It’s Time to Eliminate Water Bills
Americans regularly lose access to water simply because they are poor and unable to pay their bills. Water bills are cruel and unnecessary. We should just get rid of them.

In the United States, people regularly lose access to water simply because they are unable to pay their water bills. (Clay Banks / Unsplash)
In the middle of the nation’s largest spike yet of the COVID-19 pandemic, one of the most crucial resources needed to keep people healthy is clean water for drinking and hand washing. Outside of the pandemic, water is the most basic necessity of life, without which human life couldn’t exist. But in the United States, people regularly lose access to water simply because they are poor and unable to pay their water bills.

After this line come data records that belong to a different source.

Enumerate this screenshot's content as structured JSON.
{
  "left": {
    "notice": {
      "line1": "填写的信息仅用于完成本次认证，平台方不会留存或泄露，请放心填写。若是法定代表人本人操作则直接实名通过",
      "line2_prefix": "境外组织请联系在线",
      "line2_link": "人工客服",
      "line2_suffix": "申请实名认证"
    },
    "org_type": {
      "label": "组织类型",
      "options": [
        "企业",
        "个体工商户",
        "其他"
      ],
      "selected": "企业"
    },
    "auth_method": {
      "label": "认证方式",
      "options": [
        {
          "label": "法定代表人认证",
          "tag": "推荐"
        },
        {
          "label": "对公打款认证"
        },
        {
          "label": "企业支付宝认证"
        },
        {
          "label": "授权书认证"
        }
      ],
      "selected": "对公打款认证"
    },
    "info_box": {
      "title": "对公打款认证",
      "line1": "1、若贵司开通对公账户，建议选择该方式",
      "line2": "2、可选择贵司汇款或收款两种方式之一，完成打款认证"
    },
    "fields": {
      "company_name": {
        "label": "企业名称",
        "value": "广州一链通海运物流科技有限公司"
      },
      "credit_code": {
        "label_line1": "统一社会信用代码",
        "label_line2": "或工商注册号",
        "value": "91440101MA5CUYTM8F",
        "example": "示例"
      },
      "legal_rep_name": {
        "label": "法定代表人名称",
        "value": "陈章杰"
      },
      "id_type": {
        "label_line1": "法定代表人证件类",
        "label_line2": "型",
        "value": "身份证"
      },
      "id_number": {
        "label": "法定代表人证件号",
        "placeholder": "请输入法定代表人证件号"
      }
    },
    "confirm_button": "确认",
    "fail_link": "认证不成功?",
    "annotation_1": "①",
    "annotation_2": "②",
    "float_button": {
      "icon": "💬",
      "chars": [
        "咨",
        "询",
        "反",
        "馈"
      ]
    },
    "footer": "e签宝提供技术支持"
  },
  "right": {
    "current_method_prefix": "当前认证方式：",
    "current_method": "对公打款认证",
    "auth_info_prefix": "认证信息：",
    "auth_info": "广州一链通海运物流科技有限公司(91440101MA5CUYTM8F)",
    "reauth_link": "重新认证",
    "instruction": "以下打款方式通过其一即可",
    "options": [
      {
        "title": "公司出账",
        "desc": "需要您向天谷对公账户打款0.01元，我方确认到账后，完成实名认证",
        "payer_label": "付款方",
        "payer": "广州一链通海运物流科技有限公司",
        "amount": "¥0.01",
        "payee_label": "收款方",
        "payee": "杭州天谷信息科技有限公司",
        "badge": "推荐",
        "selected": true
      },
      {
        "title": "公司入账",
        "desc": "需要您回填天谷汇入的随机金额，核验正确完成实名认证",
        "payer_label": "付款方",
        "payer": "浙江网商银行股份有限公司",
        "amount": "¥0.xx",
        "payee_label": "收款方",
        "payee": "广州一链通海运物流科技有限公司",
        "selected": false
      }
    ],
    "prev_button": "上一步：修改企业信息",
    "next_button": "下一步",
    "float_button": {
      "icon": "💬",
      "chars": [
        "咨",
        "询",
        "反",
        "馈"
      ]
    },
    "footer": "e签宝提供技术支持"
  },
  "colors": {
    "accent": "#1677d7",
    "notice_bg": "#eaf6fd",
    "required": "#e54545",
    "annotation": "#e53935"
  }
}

Astonishingly, by some estimates, more than 2 million people in the United States do not have running water and sanitation in their homes. Water utilities shut off water access to about one out of every twenty people, or close to 15 million, every year for nonpayment (unsurprisingly affecting racial minorities more than others). This barbaric practice has likely killed tens of thousands of people during the COVID-19 pandemic alone. In the wealthiest country in the world, it doesn’t have to be this way.
Throughout the pandemic, we’ve caught glimpses of alternatives. Though the federal government declined to pass a national moratorium on water shutoffs, some states and cities passed laws to prevent utility shutoffs during the pandemic. Now, as the Omicron variant threatens to overwhelm the failing US medical system, these moratoriums are expiring — and utilities are threatening to again deny people water.